Exhausted, she lay still at last. She was breathing hard and so was he. The heat from his body radiated through her wet clothes; his weight pushed her down into the leaves. Now that it was safe, he lifted his head and looked down at her. Their faces weren’t more than six inches apart, and she realized that there was just enough moonlight so that she could see him fairly well. Their eyes met. His were dark, narrowed, impossible to read. But from the set of his jaw and the line of his mouth, she got the definite impression that he wasn’t in the best of tempers.
Well, goody, goody,
she thought, because neither was she. Being forcibly pinned on the wet ground beneath approximately ten tons of overmuscled man was making her feel more than a little pissy.

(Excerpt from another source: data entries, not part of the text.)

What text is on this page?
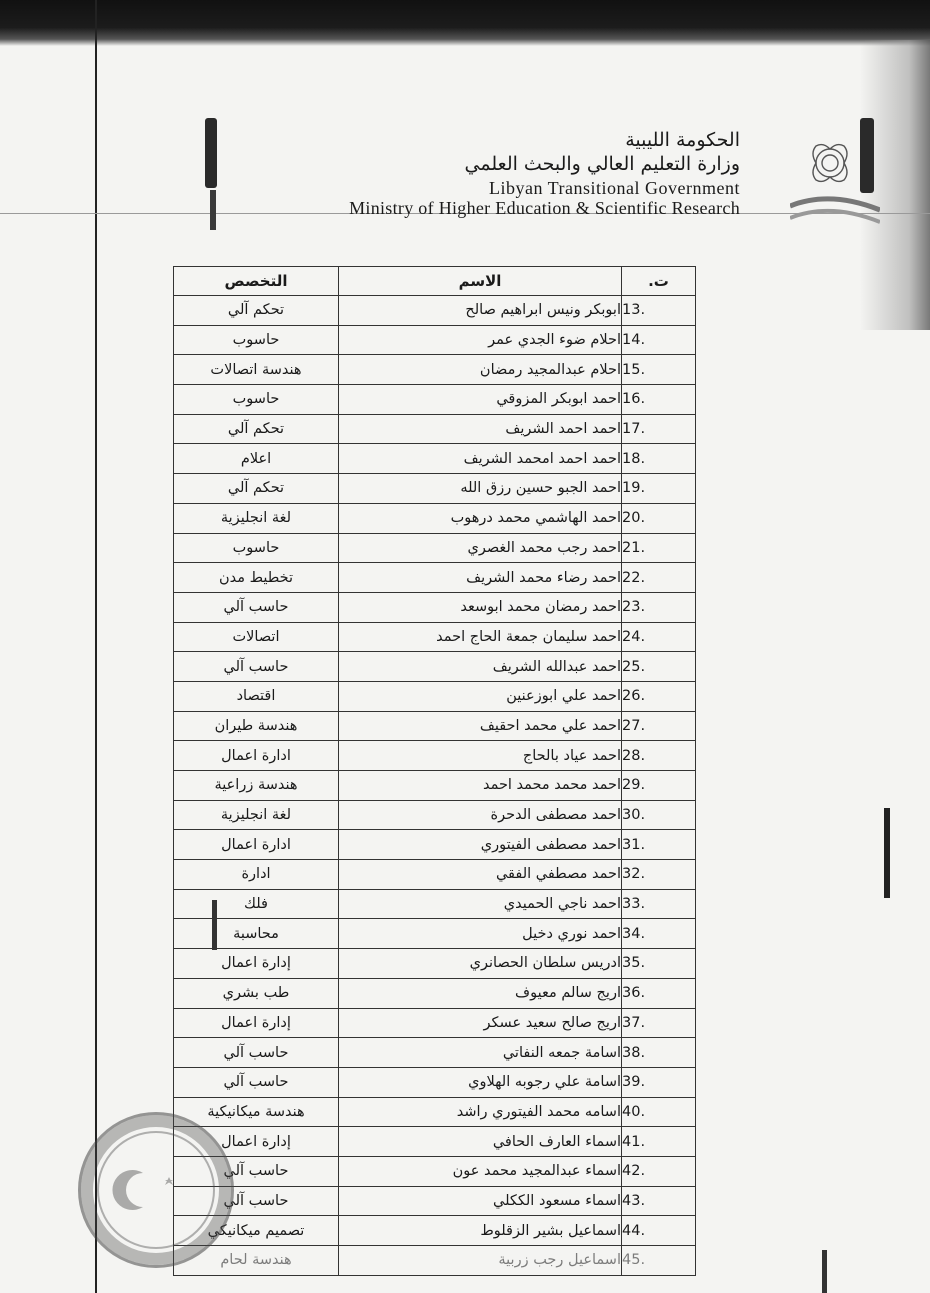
الحكومة الليبية
وزارة التعليم العالي والبحث العلمي
Libyan Transitional Government
Ministry of Higher Education & Scientific Research
ت.	الاسم	التخصص
13.	ابوبكر ونيس ابراهيم صالح	تحكم آلي
14.	احلام ضوء الجدي عمر	حاسوب
15.	احلام عبدالمجيد رمضان	هندسة اتصالات
16.	احمد ابوبكر المزوقي	حاسوب
17.	احمد احمد الشريف	تحكم آلي
18.	احمد احمد امحمد الشريف	اعلام
19.	احمد الجبو حسين رزق الله	تحكم آلي
20.	احمد الهاشمي محمد درهوب	لغة انجليزية
21.	احمد رجب محمد الغصري	حاسوب
22.	احمد رضاء محمد الشريف	تخطيط مدن
23.	احمد رمضان محمد ابوسعد	حاسب آلي
24.	احمد سليمان جمعة الحاج احمد	اتصالات
25.	احمد عبدالله الشريف	حاسب آلي
26.	احمد علي ابوزعنين	اقتصاد
27.	احمد علي محمد احقيف	هندسة طيران
28.	احمد عياد بالحاج	ادارة اعمال
29.	احمد محمد محمد احمد	هندسة زراعية
30.	احمد مصطفى الدحرة	لغة انجليزية
31.	احمد مصطفى الفيتوري	ادارة اعمال
32.	احمد مصطفي الفقي	ادارة
33.	احمد ناجي الحميدي	فلك
34.	احمد نوري دخيل	محاسبة
35.	ادريس سلطان الحصانري	إدارة اعمال
36.	اريج سالم معيوف	طب بشري
37.	اريج صالح سعيد عسكر	إدارة اعمال
38.	اسامة جمعه النفاتي	حاسب آلي
39.	اسامة علي رجوبه الهلاوي	حاسب آلي
40.	اسامه محمد الفيتوري راشد	هندسة ميكانيكية
41.	اسماء العارف الحافي	إدارة اعمال
42.	اسماء عبدالمجيد محمد عون	حاسب آلي
43.	اسماء مسعود الككلي	حاسب آلي
44.	اسماعيل بشير الزقلوط	تصميم ميكانيكي
45.	اسماعيل رجب زربية	هندسة لحام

“Coward,” she spat, quivering with outrage, and gave one more try at jerking her arms free even though she knew it was a waste of energy. His fingers were long enough to wrap easily around her wrists, and strong enough to snap said wrists like twigs. His body was solid and heavy as a fallen tree atop hers. She was mad as hell about being manhandled. She was apprehensive about being caught, and about finding herself so completely at his mercy. She was worried about what he was going to do now, about what was going on here that she didn’t understand, about her whole weirded-out life in general. But she was not, she discovered with dawning interest, actually physically afraid of him. “Let me go.”
“What the hell is the matter with you?” His voice was a furious growl. His eyes glinted down at her as they moved over her face. “Why on earth would you just take off like that?”
“What, am I supposed to be some kind of prisoner now? I wanted to leave, so guess what—I left.”